In an information extraction apparatus for extracting desired information from a predetermined information source,
Speaker identification means for identifying the speech signal as the information source by identifying and determining a speaker for each evaluation section according to the similarity of speech in the speech signal;
Speaker determination frequency calculating means for determining the speaker determination frequency information in the frequency section in the information source, which is a section for determining the frequency of the speaker determined for each evaluation section,
As a method of identification, using vector quantization of feature amounts by a plurality of codebooks corresponding to registered speakers on a one-to-one basis ,
Using the vector quantization distortion as a measure of discrimination,
The speaker that minimizes the vector quantization distortion is identified as a speaker candidate, and the speaker candidate is quantized from the sum or average of a plurality of vector quantization distortions of the speaker other than the quantization distortion of the speaker candidate . minimizing the value obtained by subtracting the distortion and distortion difference [Delta] D, smaller than the threshold data D _max of the maximum quantization distortion quantization distortion D ₀ of the speaker candidates has been set in advance, and, the distortion difference [Delta] D is set in advance If it is larger than the threshold value data ΔD _min of the distortion difference, it is determined that the speaker candidate is the person ,
An information extraction device that detects appearance frequency information of the speaker in the frequency section.

The information extraction device according to claim 1, wherein an LPC cepstrum obtained by LPC analysis is used as a feature value for evaluating the similarity of speech in the speech signal of the information source.

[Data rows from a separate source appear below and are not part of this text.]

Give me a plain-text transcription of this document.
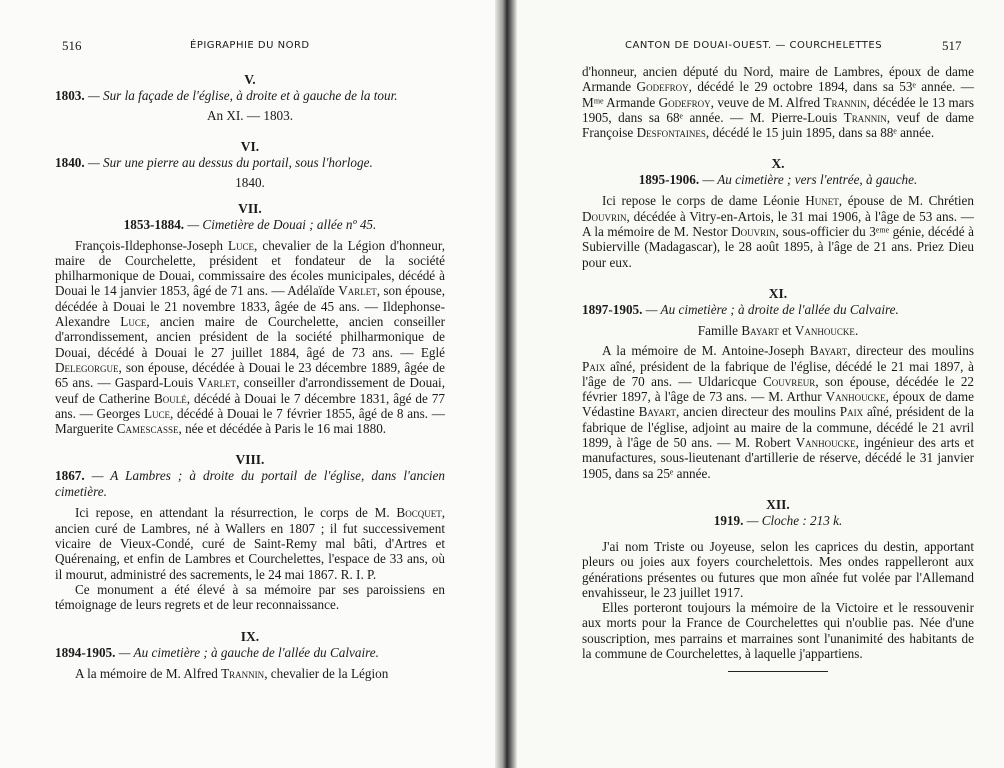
516	ÉPIGRAPHIE DU NORD
V.

1803. — Sur la façade de l'église, à droite et à gauche de la tour.

An XI. — 1803.

VI.

1840. — Sur une pierre au dessus du portail, sous l'horloge.

1840.

VII.

1853-1884. — Cimetière de Douai ; allée nº 45.

François-Ildephonse-Joseph Luce, chevalier de la Légion d'honneur, maire de Courchelette, président et fondateur de la société philharmonique de Douai, commissaire des écoles municipales, décédé à Douai le 14 janvier 1853, âgé de 71 ans. — Adélaïde Varlet, son épouse, décédée à Douai le 21 novembre 1833, âgée de 45 ans. — Ildephonse-Alexandre Luce, ancien maire de Courchelette, ancien conseiller d'arrondissement, ancien président de la société philharmonique de Douai, décédé à Douai le 27 juillet 1884, âgé de 73 ans. — Eglé Delegorgue, son épouse, décédée à Douai le 23 décembre 1889, âgée de 65 ans. — Gaspard-Louis Varlet, conseiller d'arrondissement de Douai, veuf de Catherine Boulé, décédé à Douai le 7 décembre 1831, âgé de 77 ans. — Georges Luce, décédé à Douai le 7 février 1855, âgé de 8 ans. — Marguerite Camescasse, née et décédée à Paris le 16 mai 1880.

VIII.

1867. — A Lambres ; à droite du portail de l'église, dans l'ancien cimetière.

Ici repose, en attendant la résurrection, le corps de M. Bocquet, ancien curé de Lambres, né à Wallers en 1807 ; il fut successivement vicaire de Vieux-Condé, curé de Saint-Remy mal bâti, d'Artres et Quérenaing, et enfin de Lambres et Courchelettes, l'espace de 33 ans, où il mourut, administré des sacrements, le 24 mai 1867. R. I. P.

Ce monument a été élevé à sa mémoire par ses paroissiens en témoignage de leurs regrets et de leur reconnaissance.

IX.

1894-1905. — Au cimetière ; à gauche de l'allée du Calvaire.

A la mémoire de M. Alfred Trannin, chevalier de la Légion

CANTON DE DOUAI-OUEST. — COURCHELETTES	517

d'honneur, ancien député du Nord, maire de Lambres, époux de dame Armande Godefroy, décédé le 29 octobre 1894, dans sa 53ᵉ année. — Mᵐᵉ Armande Godefroy, veuve de M. Alfred Trannin, décédée le 13 mars 1905, dans sa 68ᵉ année. — M. Pierre-Louis Trannin, veuf de dame Françoise Desfontaines, décédé le 15 juin 1895, dans sa 88ᵉ année.

X.

1895-1906. — Au cimetière ; vers l'entrée, à gauche.

Ici repose le corps de dame Léonie Hunet, épouse de M. Chrétien Douvrin, décédée à Vitry-en-Artois, le 31 mai 1906, à l'âge de 53 ans. — A la mémoire de M. Nestor Douvrin, sous-officier du 3ᵉᵐᵉ génie, décédé à Subierville (Madagascar), le 28 août 1895, à l'âge de 21 ans. Priez Dieu pour eux.

XI.

1897-1905. — Au cimetière ; à droite de l'allée du Calvaire.

Famille Bayart et Vanhoucke.

A la mémoire de M. Antoine-Joseph Bayart, directeur des moulins Paix aîné, président de la fabrique de l'église, décédé le 21 mai 1897, à l'âge de 70 ans. — Uldaricque Couvreur, son épouse, décédée le 22 février 1897, à l'âge de 73 ans. — M. Arthur Vanhoucke, époux de dame Védastine Bayart, ancien directeur des moulins Paix aîné, président de la fabrique de l'église, adjoint au maire de la commune, décédé le 21 avril 1899, à l'âge de 50 ans. — M. Robert Vanhoucke, ingénieur des arts et manufactures, sous-lieutenant d'artillerie de réserve, décédé le 31 janvier 1905, dans sa 25ᵉ année.

XII.

1919. — Cloche : 213 k.

J'ai nom Triste ou Joyeuse, selon les caprices du destin, apportant pleurs ou joies aux foyers courchelettois. Mes ondes rappelleront aux générations présentes ou futures que mon aînée fut volée par l'Allemand envahisseur, le 23 juillet 1917.

Elles porteront toujours la mémoire de la Victoire et le ressouvenir aux morts pour la France de Courchelettes qui n'oublie pas. Née d'une souscription, mes parrains et marraines sont l'unanimité des habitants de la commune de Courchelettes, à laquelle j'appartiens.
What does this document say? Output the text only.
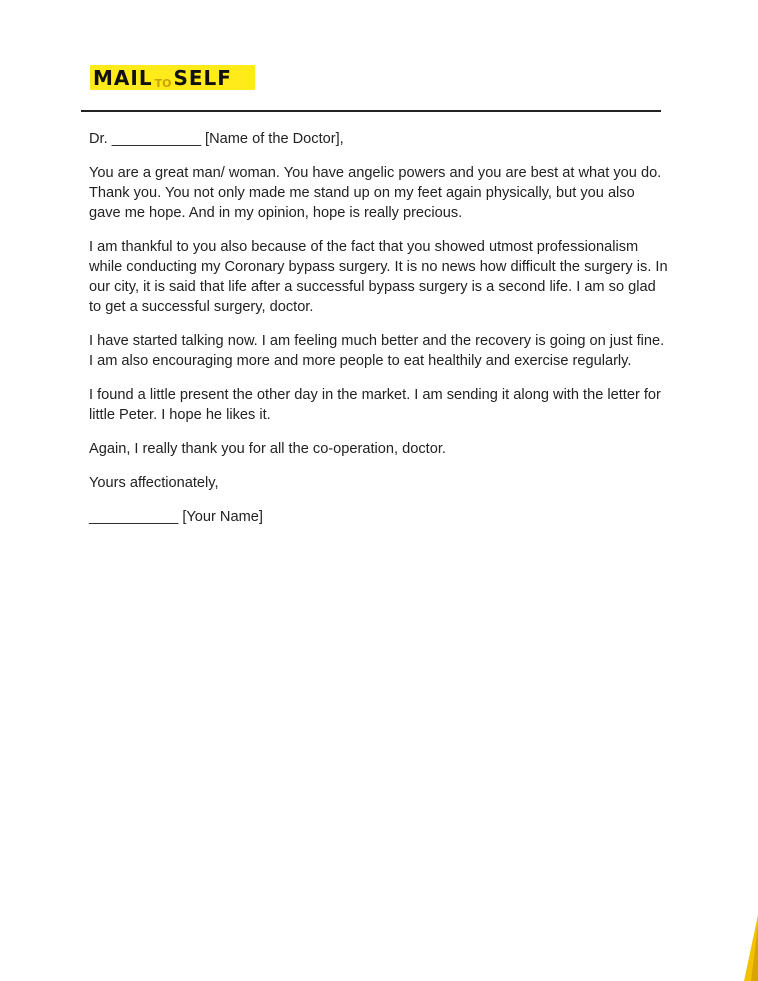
MAIL TO SELF

Dr. ___________ [Name of the Doctor],

You are a great man/ woman. You have angelic powers and you are best at what you do. Thank you. You not only made me stand up on my feet again physically, but you also gave me hope. And in my opinion, hope is really precious.

I am thankful to you also because of the fact that you showed utmost professionalism while conducting my Coronary bypass surgery. It is no news how difficult the surgery is. In our city, it is said that life after a successful bypass surgery is a second life. I am so glad to get a successful surgery, doctor.

I have started talking now. I am feeling much better and the recovery is going on just fine. I am also encouraging more and more people to eat healthily and exercise regularly.

I found a little present the other day in the market. I am sending it along with the letter for little Peter. I hope he likes it.

Again, I really thank you for all the co-operation, doctor.

Yours affectionately,

___________ [Your Name]
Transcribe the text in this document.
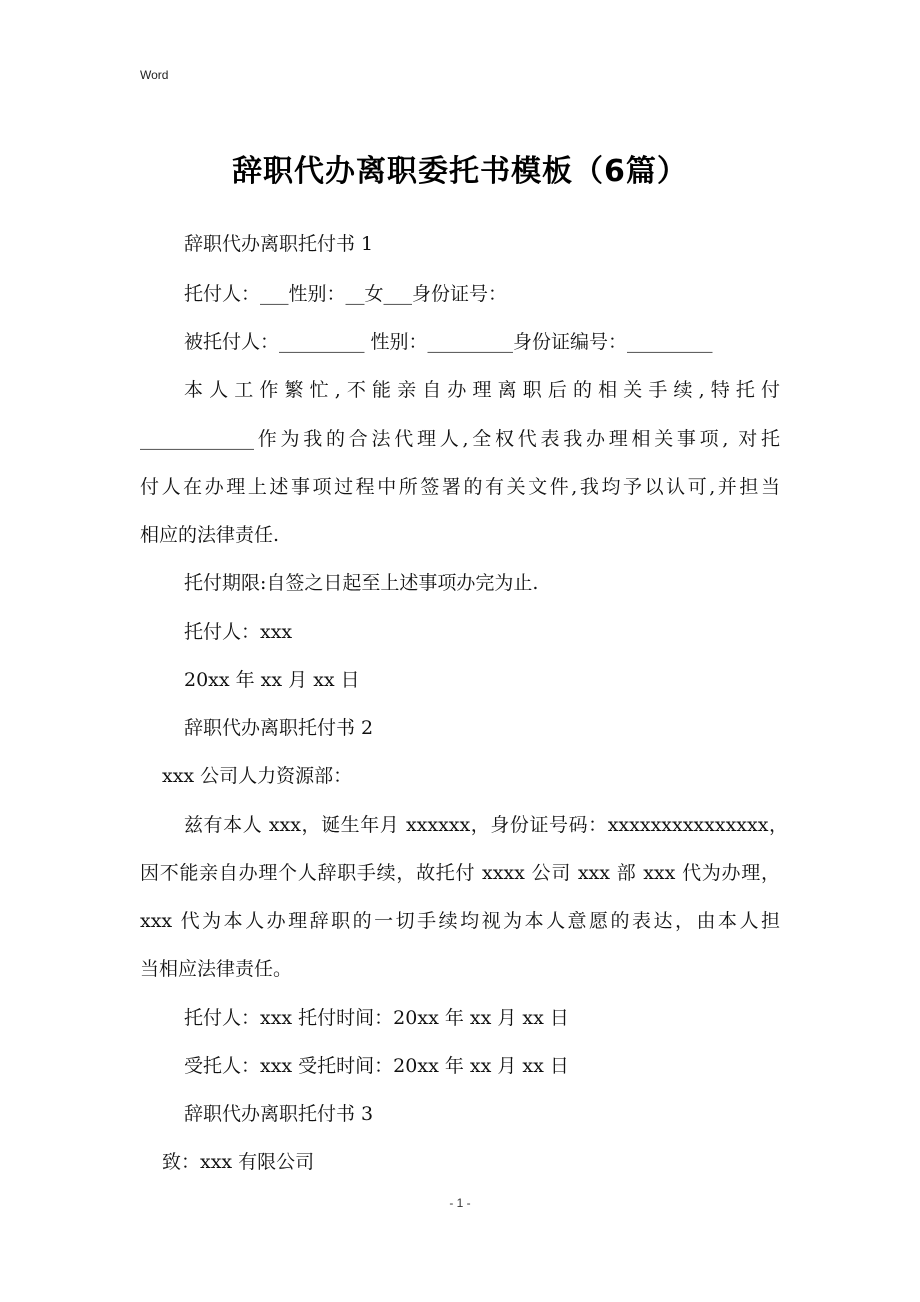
Word
辞职代办离职委托书模板（6篇）
辞职代办离职托付书 1
托付人：___性别：__女___身份证号：
被托付人：_________ 性别：_________身份证编号：_________
本人工作繁忙,不能亲自办理离职后的相关手续,特托付
____________作为我的合法代理人,全权代表我办理相关事项, 对托
付人在办理上述事项过程中所签署的有关文件,我均予以认可,并担当
相应的法律责任.
托付期限:自签之日起至上述事项办完为止.
托付人：xxx
20xx 年 xx 月 xx 日
辞职代办离职托付书 2
xxx 公司人力资源部：
兹有本人 xxx，诞生年月 xxxxxx，身份证号码：xxxxxxxxxxxxxxx，
因不能亲自办理个人辞职手续，故托付 xxxx 公司 xxx 部 xxx 代为办理，
xxx 代为本人办理辞职的一切手续均视为本人意愿的表达，由本人担
当相应法律责任。
托付人：xxx 托付时间：20xx 年 xx 月 xx 日
受托人：xxx 受托时间：20xx 年 xx 月 xx 日
辞职代办离职托付书 3
致：xxx 有限公司
- 1 -
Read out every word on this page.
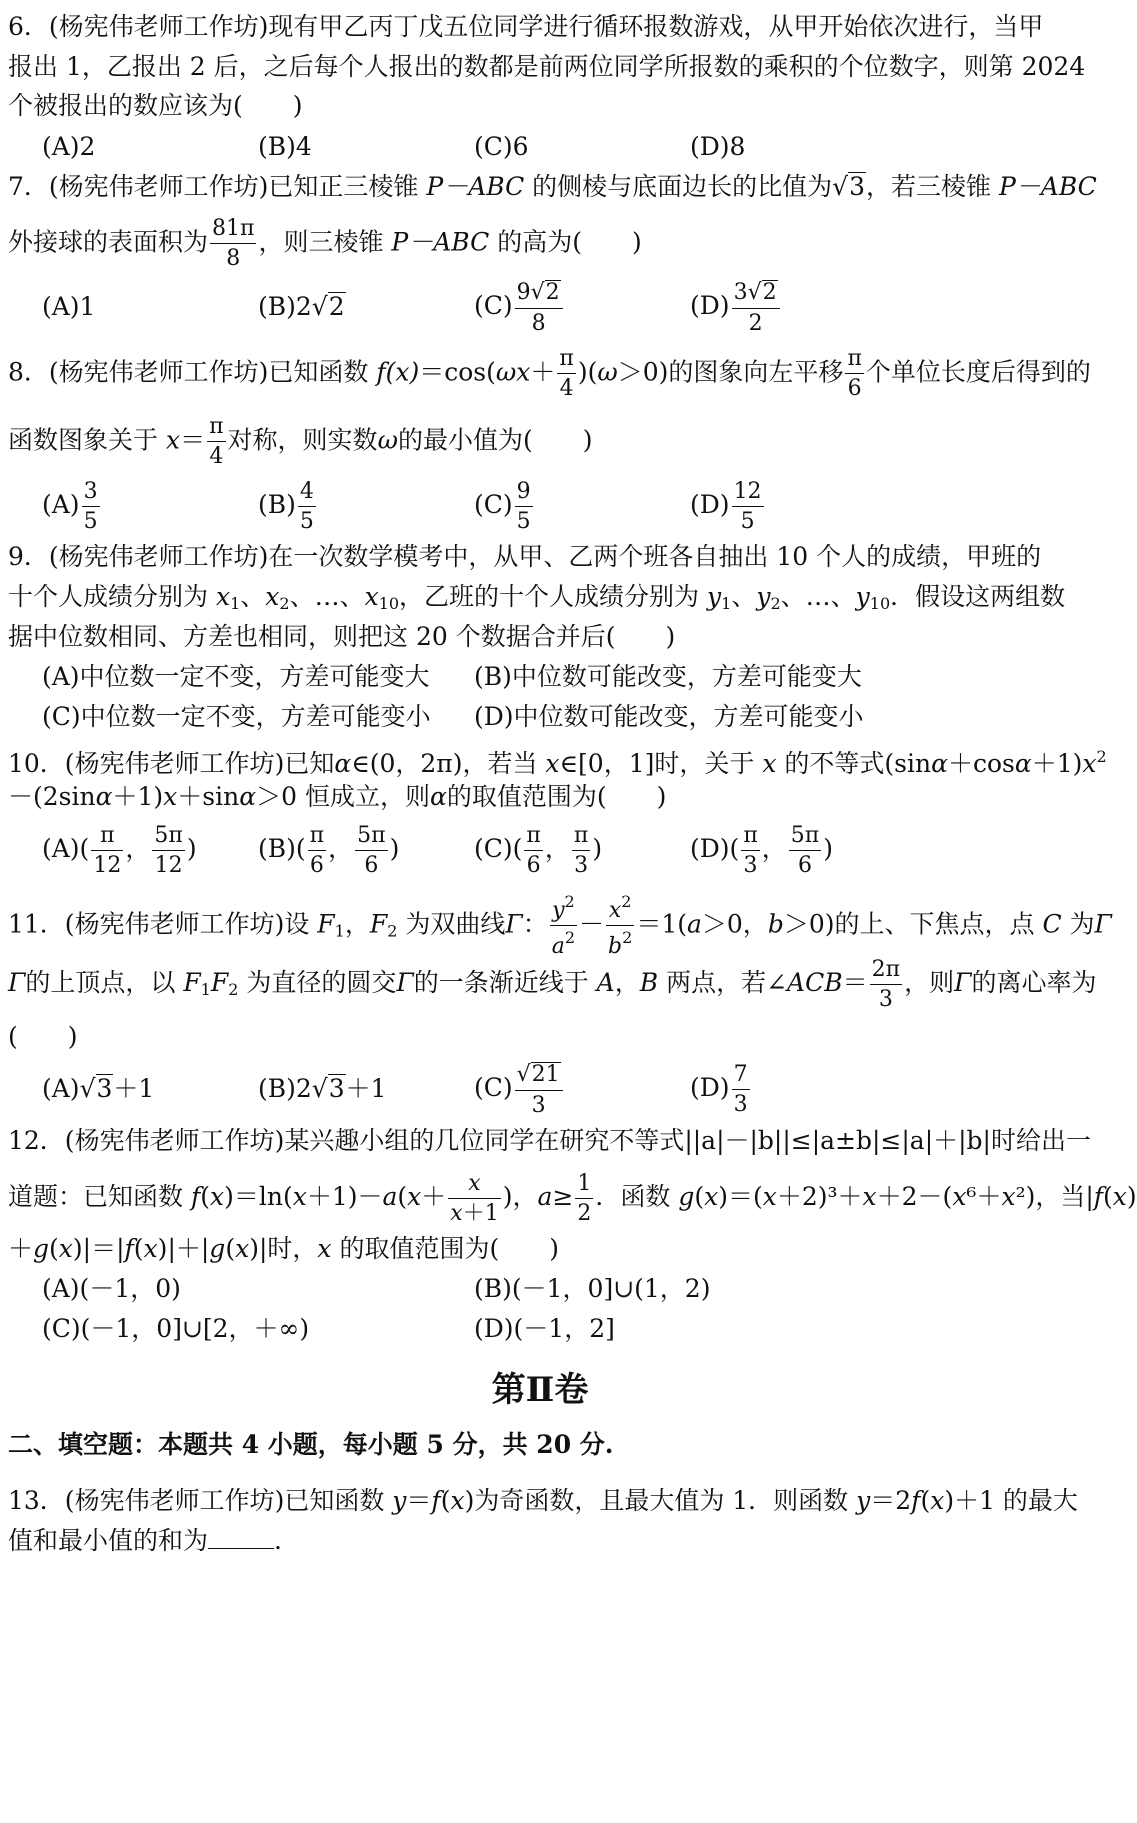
6．(杨宪伟老师工作坊)现有甲乙丙丁戊五位同学进行循环报数游戏，从甲开始依次进行，当甲
报出 1，乙报出 2 后，之后每个人报出的数都是前两位同学所报数的乘积的个位数字，则第 2024
个被报出的数应该为(　　)
(A)2	(B)4	(C)6	(D)8
7．(杨宪伟老师工作坊)已知正三棱锥 P－ABC 的侧棱与底面边长的比值为√3，若三棱锥 P－ABC
外接球的表面积为 $\frac{81\pi}{8}$ ，则三棱锥 P－ABC 的高为(　　)
(A)1	(B)2√2	$(C) \frac{9√2}{8}$	$(D) \frac{3√2}{2}$
8．(杨宪伟老师工作坊)已知函数 $f(x)=\cos(\omega x+ \frac{\pi}{4} )(\omega>0)$的图象向左平移 $\frac{\pi}{6}$ 个单位长度后得到的
函数图象关于 $x= \frac{\pi}{4}$ 对称，则实数ω的最小值为(　　)
$(A) \frac{3}{5}$	$(B) \frac{4}{5}$	$(C) \frac{9}{5}$	$(D) \frac{12}{5}$
9．(杨宪伟老师工作坊)在一次数学模考中，从甲、乙两个班各自抽出 10 个人的成绩，甲班的
十个人成绩分别为 $x_1$、$x_2$、…、$x_{10}$，乙班的十个人成绩分别为 $y_1$、$y_2$、…、$y_{10}$．假设这两组数
据中位数相同、方差也相同，则把这 20 个数据合并后(　　)
(A)中位数一定不变，方差可能变大 (B)中位数可能改变，方差可能变大
(C)中位数一定不变，方差可能变小 (D)中位数可能改变，方差可能变小
10．(杨宪伟老师工作坊)已知α∈(0，2π)，若当 x∈[0，1]时，关于 x 的不等式$(\sin\alpha+\cos\alpha+1)x^2$
－(2sinα＋1)x＋sinα＞0 恒成立，则α的取值范围为(　　)
$(A)( \frac{\pi}{12}$ ， $\frac{5\pi}{12}$ ) $(B)( \frac{\pi}{6}$ ， $\frac{5\pi}{6}$ )	$(C)( \frac{\pi}{6}$ ， $\frac{\pi}{3}$ )	$(D)( \frac{\pi}{3}$ ， $\frac{5\pi}{6}$ )
11．(杨宪伟老师工作坊)设 $F_1$，$F_2$ 为双曲线Γ： $\frac{y^2}{a^2} - \frac{x^2}{b^2} =1(a>0$，b＞0)的上、下焦点，点 C 为Γ
Γ的上顶点，以 $F_1F_2$ 为直径的圆交Γ的一条渐近线于 A，B 两点，若∠ACB＝ $\frac{2\pi}{3}$ ，则Γ的离心率为
(　　)
(A)√3＋1	(B)2√3＋1	$(C) \frac{√21}{3}$	$(D) \frac{7}{3}$
12．(杨宪伟老师工作坊)某兴趣小组的几位同学在研究不等式||a|－|b||≤|a±b|≤|a|＋|b|时给出一
道题：已知函数 $f(x)=\ln(x+1)-a(x+ \frac{x}{x+1}$ )，$a\ge \frac{1}{2}$ ．函数 g(x)＝(x＋2)³＋x＋2－(x⁶＋x²)，当|f(x)
＋g(x)|＝|f(x)|＋|g(x)|时，x 的取值范围为(　　)
(A)(－1，0)	(B)(－1，0]∪(1，2)
(C)(－1，0]∪[2，＋∞)	(D)(－1，2]
第Ⅱ卷
二、填空题：本题共 4 小题，每小题 5 分，共 20 分.
13．(杨宪伟老师工作坊)已知函数 y＝f(x)为奇函数，且最大值为 1．则函数 y＝2f(x)＋1 的最大
值和最小值的和为	.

In an information extraction method for retrieving predetermined information from a predetermined information source,
A speaker identifying step for identifying the speech signal as the information source by identifying and determining a speaker for each evaluation section according to the similarity of speech in the speech signal;
A speaker determination frequency calculation step for determining the determination frequency information of the speaker in the frequency section in the information source, which is a section for determining the frequency of the speaker determined for each evaluation section,
As a method of identification, using vector quantization of feature amounts by a plurality of codebooks corresponding to registered speakers on a one-to-one basis ,
Using the vector quantization distortion as a measure of discrimination,
The speaker that minimizes the vector quantization distortion is identified as a speaker candidate, and the speaker candidate is quantized from the sum or average of a plurality of vector quantization distortions of the speaker other than the quantization distortion of the speaker candidate . minimizing the value obtained by subtracting the distortion and distortion difference [Delta] D, smaller than the threshold data D _max of the maximum quantization distortion quantization distortion D ₀ of the speaker candidates has been set in advance, and, the distortion difference [Delta] D is set in advance If it is larger than the threshold value data ΔD _min of the distortion difference, it is determined that the speaker candidate is the person ,
An information extraction method for detecting appearance frequency information of the speaker in the frequency section.

The information extraction method according to claim 3, wherein an LPC cepstrum obtained by LPC analysis is used as a feature amount for evaluating similarity of speech in the speech signal of the information source.